A “Confederate Solution” to the debt problem?

   To raise or not to raise the debt ceiling?  At present that is the question we are being confronted with each time we tune into any kind of media.

  But what does it all mean?  Let’s see what we can learn without throwing mind-numbing figures around.

  In a nutshell, the federal government is spending like the proverbial drunken sailor on shore leave.  While this isn’t anything new, what has changed is the rate at which this has been happening. Over the last decade, we’ve seen the sprawling spread of beaurocracy, more agencies to control you and me.  Paying for these agencies hasn’t helped the national debt at all.

  Regardless of who may be at fault, we’ve been borrowing unfathomable amount of money from China and other nations and then doling it out in foreign aid to counties and peoples that in actuality, despise us.  At home, we are pouring money into entitlement programs both for those who need it and for those who simply refuse to work.

  And as a result of this out-of-control spending, we have reached an impasse.   According to our own self-imposed rules, we have borrowed all the money we can borrow unless and until we raise the limit, which is known as the debt ceiling.

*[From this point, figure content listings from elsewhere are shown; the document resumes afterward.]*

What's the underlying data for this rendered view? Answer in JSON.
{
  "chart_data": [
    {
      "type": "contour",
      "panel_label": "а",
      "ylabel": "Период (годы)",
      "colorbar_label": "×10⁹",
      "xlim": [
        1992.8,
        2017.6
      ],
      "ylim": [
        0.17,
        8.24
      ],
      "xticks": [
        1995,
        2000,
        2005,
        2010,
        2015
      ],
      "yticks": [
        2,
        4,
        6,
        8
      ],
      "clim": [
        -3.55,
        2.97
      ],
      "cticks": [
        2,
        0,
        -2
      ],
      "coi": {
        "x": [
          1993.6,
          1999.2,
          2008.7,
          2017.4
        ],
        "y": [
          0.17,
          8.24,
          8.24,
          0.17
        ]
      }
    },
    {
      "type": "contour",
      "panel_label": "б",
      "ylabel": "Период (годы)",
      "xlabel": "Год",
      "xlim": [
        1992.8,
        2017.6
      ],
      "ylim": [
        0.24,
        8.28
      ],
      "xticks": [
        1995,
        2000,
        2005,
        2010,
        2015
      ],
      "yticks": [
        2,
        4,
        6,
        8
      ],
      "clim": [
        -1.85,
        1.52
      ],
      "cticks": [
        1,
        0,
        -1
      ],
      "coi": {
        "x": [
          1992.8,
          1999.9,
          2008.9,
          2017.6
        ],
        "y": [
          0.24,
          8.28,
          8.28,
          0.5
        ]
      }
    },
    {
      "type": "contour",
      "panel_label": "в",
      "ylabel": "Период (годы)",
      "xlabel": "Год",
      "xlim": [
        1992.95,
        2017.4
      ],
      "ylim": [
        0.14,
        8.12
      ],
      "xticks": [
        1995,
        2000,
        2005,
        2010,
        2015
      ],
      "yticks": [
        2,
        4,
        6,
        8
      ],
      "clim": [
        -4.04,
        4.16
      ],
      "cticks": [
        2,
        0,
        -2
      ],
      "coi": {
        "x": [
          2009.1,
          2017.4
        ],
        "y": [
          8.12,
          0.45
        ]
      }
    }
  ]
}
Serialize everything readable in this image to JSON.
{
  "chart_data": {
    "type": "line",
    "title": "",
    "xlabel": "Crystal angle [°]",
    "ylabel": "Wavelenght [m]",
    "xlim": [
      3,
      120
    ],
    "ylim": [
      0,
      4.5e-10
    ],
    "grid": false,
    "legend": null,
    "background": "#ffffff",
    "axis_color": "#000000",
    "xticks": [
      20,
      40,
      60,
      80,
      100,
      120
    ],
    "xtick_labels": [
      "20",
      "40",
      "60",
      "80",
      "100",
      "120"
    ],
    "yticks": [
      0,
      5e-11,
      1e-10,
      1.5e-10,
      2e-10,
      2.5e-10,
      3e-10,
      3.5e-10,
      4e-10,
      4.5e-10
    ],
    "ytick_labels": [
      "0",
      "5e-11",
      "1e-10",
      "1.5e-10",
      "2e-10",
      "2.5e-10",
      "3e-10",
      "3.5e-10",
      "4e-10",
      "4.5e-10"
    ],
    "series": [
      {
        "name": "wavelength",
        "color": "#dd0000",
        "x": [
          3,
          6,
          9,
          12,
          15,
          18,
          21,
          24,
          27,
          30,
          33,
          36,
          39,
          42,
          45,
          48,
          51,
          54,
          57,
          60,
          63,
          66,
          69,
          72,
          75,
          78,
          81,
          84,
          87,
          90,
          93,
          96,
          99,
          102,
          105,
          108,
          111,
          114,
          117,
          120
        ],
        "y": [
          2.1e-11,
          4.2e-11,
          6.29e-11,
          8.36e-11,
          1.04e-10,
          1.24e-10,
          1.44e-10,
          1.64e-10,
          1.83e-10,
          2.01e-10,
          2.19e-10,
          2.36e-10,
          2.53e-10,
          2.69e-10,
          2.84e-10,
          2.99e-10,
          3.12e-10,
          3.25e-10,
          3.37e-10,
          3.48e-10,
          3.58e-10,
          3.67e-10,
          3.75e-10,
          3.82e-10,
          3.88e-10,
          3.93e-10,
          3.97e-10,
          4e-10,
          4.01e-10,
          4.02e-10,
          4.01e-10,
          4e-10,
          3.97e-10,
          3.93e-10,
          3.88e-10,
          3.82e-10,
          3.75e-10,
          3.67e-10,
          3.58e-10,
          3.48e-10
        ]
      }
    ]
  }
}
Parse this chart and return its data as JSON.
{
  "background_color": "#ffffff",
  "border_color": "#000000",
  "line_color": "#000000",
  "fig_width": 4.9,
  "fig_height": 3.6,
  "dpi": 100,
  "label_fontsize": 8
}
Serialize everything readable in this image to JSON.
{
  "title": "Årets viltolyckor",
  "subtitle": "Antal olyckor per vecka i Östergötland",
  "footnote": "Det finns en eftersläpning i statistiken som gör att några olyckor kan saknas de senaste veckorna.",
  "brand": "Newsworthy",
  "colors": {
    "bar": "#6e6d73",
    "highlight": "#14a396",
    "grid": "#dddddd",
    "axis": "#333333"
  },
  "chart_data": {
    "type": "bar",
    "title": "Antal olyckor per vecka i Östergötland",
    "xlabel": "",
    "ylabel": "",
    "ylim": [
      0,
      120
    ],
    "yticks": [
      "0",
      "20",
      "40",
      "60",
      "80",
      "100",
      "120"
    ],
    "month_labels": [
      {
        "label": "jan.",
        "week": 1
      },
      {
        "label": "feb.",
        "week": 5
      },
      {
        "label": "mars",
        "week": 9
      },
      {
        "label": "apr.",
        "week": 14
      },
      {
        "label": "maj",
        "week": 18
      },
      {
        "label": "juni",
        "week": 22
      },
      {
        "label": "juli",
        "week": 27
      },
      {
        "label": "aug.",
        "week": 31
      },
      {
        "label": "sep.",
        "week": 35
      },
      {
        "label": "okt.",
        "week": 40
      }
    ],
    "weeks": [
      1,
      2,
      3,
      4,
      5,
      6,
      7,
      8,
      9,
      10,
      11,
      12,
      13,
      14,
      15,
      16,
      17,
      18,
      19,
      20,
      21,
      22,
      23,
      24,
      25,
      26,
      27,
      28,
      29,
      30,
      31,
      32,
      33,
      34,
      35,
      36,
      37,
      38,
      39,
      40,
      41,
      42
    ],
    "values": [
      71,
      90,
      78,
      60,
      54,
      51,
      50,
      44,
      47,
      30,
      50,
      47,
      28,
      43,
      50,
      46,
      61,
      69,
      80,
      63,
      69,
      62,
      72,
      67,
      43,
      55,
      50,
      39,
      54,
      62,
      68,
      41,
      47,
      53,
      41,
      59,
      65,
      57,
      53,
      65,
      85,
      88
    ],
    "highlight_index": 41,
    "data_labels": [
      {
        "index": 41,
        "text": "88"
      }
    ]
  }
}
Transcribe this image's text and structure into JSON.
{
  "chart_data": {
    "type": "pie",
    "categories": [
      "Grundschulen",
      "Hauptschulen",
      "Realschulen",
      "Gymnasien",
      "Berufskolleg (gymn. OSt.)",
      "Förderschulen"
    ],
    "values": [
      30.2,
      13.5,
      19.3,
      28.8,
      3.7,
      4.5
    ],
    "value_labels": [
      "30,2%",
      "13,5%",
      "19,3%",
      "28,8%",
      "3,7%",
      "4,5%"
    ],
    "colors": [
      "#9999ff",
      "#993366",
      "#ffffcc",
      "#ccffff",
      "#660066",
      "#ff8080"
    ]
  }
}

  Raising the debt ceiling is not anything new.  At least twice during the administration of George W. Bush, the limit was raised.

  So why is this anything new?

  Again, trying to keep the issue simple, this time is different because unlike other presidents, Barack Obama has been spending money at an alarming rate, at a rate millions of times higher than any other chief executive.  And he doesn’t appear inclined to slow down, either.

  It is this issue that has alarmed conservatives and others who are reading the handwriting on the wall that is pointing towards a national collapse, a bankruptcy of epic proportions.  Rather than raise the debt ceiling, many on the right are advocating a cut in spending.  On the left, liberals are crying racism and claiming not to understand why anyone wouldn’t simply vote to raise the debt ceiling.

  So what is the answer?

  First, in the short-term, the debt ceiling simply must be raised.  But we cannot hand a blank check to the executive branch, or anyone else for that matter, to continue spending at a mind-numbing rate.

  The alternative to keeping the debt ceiling at its present rate is to radically cut spending. We like the idea, but it would be well nigh impossible to cut the necessary amount and keep our fragile economy from faltering.  With nearly double-digit employment, great care must be exercised in all matters economic.

  Secondly, spending simply must be cut.  The saying is that charity begins at home.  We must halt a goodly percentage of foreign aid.  The nation of Pakistan would be a good place to start.  For a decade, they used our money and sheltered Osama bin Laden.  Cut ‘em off.

  At home, it’s time to cut funds to those who will not work.  We’ve no problems with helping those who cannot help themselves.  Those who have spent their adult lives working and cannot find a job at the present time should also be supported until our economy returns to its former state.  But those who are simply drawing a check and have the ability to work simply must be weaned off the national teat.

  The rallying cry of the left is to raise taxes on the wealthy.  On the surface, that sounds like a great idea.  Let’s soak the rich; they have so much money, they’ll surely never miss some of it, right?

  Sadly, it doesn’t work that way.  Both sides want to stimulate the economy so as to bring about more jobs.  What segment of the population is likely to give rise to these new positions?

  If we tax the wealthy, the federal government will reap more money, but we will also watch the economy shrink even further as the wealthy quite naturally find ways to absorb the new taxes.  So it is that if we attempt to make money by taxing the rich, we will hamper any economic recovery plans.

  If this nation is to be salvaged—something we’re not so sure will ever happen at this point—we must come up with a lasting solution to our financial situation.   We favor something we call the “Confederate Solution.”

  No, we’re not talking about soldiers in gray singing “Dixie” while waving rebel flags.  Nor are we talking about the secession of certain states from the Union, although losing some of our northernmost localities wouldn’t terribly hurt our feelings. Rather, we favor a return to the values of the Founding Fathers, who began this nation as a confederacy and then, with the writing of the current constitution, transformed it into a republic.

  The Confederate Solution would return powers to the states rather than vesting all power in the federal government.  It is a fact that the various regions of this nation do not share the same values and as such, should not be treated the same.  By allowing states to make and enforce their own laws apart from each other and therefore keep most of the money at home, we would see a renewing of America.  Liberal states could have cradle to grave entitlement programs if they so choose.  Those with a more conservative bent could have programs that favored putting their citizens to work.

  Those who are argue that such a system could simply not work have only to go back 150 years in history and understand that until President Lincoln began consolidating power during the war, this was how our nation operated.  In fact, a cursory reading of the Constitution shows that is how the United States was intended to be administered.

  At any rate, we’ve seen that allowing the nation to be controlled from 1600 Pennsylvania Avenue has been a dismal failure to the past 150 years.  Liberal or conservative, that much is something upon which we can all agree.